Direitos laborais LGBTI: uma área onde é preciso atuar
A discriminação laboral baseada na identidade de género é outro problema estrutural. Neste âmbito, e além dos governos, também as empresas podem ajudar a melhorar este contexto. Como? “Apostando na formação dos quadros de chefia e dos funcionários, estabelecendo planos internos de promoção das políticas de diversidade e de igualdade, e compromissos para com as pessoas de que os espaços onde elas trabalham são seguros”, sublinha a presidente da ILGA.
Segundo Ana Aresta, falta que as estruturas deem espaço às pessoas LGBTI para que elas possam partilhar as suas vivências e identidades. Muitas vezes, diz, os contextos laborais são contextos onde há discursos de ódio, onde há insulto e, portanto, “não são permitidas às pessoas LGBTI serem como são no seu contexto de trabalho”.
A título individual, e para se poderem defender e fazer valer os seus direitos, a responsável recomenda que se comece por denunciar a discriminação e “evitar que os contextos continuem a ser de silêncio e de medo”. “Os mecanismos legais estão criados e é preciso que denunciemos as situações, e não só as próprias pessoas LGBTI, como também colegas que testemunhem eventuais atos discriminatórios”, frisa.

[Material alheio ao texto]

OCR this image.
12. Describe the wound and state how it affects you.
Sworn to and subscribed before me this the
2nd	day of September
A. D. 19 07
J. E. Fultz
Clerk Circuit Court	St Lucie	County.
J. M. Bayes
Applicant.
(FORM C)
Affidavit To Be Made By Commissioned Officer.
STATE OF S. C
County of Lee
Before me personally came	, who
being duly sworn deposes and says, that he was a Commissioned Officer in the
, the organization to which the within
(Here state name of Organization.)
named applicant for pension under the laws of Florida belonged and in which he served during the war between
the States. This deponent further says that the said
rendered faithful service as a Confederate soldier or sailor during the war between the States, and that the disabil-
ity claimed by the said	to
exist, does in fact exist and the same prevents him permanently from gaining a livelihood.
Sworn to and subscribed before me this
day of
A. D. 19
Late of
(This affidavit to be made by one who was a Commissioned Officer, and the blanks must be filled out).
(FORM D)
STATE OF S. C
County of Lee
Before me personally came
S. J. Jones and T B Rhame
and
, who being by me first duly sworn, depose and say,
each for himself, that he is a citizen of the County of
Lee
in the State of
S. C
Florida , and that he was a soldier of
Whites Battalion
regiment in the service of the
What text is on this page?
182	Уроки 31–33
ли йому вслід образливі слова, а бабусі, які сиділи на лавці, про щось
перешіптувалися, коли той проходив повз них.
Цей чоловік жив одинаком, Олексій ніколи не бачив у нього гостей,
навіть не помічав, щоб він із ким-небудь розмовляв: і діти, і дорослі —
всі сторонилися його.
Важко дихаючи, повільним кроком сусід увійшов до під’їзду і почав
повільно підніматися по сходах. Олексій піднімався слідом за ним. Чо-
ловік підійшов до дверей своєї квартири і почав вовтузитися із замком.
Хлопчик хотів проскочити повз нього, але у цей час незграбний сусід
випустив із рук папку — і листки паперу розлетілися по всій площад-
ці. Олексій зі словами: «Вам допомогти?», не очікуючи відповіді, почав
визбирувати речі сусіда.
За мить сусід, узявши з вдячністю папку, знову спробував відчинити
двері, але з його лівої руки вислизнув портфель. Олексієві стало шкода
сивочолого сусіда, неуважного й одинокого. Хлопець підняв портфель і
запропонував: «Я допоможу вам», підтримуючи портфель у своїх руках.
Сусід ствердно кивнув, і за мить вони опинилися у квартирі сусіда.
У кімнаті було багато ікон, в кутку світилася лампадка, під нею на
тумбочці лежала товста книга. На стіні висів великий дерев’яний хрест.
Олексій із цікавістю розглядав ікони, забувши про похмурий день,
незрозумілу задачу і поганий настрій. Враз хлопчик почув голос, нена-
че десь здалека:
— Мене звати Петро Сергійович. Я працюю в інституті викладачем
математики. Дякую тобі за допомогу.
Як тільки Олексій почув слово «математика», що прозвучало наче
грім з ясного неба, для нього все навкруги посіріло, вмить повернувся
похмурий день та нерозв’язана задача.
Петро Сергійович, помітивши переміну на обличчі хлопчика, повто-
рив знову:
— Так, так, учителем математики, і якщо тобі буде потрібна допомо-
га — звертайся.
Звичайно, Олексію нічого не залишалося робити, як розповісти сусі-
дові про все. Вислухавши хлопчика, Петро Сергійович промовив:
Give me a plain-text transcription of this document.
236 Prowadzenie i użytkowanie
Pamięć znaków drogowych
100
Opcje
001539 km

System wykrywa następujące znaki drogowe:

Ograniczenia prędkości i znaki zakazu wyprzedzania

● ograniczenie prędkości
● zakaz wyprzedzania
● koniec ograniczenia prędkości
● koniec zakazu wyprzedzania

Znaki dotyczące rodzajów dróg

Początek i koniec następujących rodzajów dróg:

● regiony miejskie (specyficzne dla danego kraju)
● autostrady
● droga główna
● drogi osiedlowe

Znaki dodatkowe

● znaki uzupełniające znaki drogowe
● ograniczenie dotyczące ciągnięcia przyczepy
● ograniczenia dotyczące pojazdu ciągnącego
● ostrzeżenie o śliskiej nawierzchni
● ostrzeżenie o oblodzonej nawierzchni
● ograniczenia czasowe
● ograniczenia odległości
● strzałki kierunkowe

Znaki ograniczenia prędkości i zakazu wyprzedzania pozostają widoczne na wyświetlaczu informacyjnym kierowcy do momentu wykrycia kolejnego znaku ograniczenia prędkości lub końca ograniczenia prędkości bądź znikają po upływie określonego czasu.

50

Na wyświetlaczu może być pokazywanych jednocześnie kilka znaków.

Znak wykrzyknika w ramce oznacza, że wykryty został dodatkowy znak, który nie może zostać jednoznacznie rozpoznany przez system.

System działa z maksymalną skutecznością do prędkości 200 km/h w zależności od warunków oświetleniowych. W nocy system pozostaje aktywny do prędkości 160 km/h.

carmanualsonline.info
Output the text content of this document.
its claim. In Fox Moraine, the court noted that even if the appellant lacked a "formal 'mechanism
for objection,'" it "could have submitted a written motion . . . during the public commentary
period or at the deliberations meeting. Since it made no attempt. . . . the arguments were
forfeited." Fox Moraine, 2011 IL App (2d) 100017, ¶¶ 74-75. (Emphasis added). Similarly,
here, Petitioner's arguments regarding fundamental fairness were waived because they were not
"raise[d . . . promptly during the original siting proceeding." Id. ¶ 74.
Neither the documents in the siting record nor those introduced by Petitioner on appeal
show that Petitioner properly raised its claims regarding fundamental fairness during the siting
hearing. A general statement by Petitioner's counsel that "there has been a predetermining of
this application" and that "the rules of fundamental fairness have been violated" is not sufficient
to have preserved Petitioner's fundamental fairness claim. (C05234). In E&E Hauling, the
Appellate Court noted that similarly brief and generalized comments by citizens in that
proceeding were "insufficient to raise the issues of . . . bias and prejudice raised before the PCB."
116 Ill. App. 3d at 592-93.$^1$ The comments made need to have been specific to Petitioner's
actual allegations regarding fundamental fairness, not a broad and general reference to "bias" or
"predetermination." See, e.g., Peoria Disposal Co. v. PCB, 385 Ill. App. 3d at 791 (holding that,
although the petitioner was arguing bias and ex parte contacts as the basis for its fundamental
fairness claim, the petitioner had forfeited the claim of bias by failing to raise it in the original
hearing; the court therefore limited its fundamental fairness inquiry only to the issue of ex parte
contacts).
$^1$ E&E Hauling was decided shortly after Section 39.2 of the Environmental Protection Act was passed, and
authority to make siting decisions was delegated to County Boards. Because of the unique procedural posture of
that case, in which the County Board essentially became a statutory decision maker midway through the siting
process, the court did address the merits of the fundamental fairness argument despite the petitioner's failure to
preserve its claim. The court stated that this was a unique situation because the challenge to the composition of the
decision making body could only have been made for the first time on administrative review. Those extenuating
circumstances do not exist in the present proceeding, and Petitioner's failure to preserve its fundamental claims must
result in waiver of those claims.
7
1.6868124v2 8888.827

Arraial Lisboa Pride 2022: um evento político e também de reivindicação
“Estamos muito felizes por regressar ao Terreiro do Paço depois de dois anos de cancelamentos. Os tais dois anos em que sentimos que houve uma grande perda de espaço público, de reivindicação das nossas vivências. Portanto, o Arraial Lisboa Pride é o maior evento LGBTI comunitário do país e é também um evento político, um evento de reivindicação”, refere a presidente da ILGA.
Além de um momento de festa com muita música, diversão, cultura, ativismo e arte, Ana Aresta lembra que o arraial é visto, muitas vezes, como um espaço seguro também para quem chega pela primeira vez a um contexto de afirmação enquanto pessoa LGBTI.
O Arraial Lisboa Pride – patrocinado pelo idealista – acontece este sábado, dia 25 de junho, a partir das 16h00, e tem entrada livre.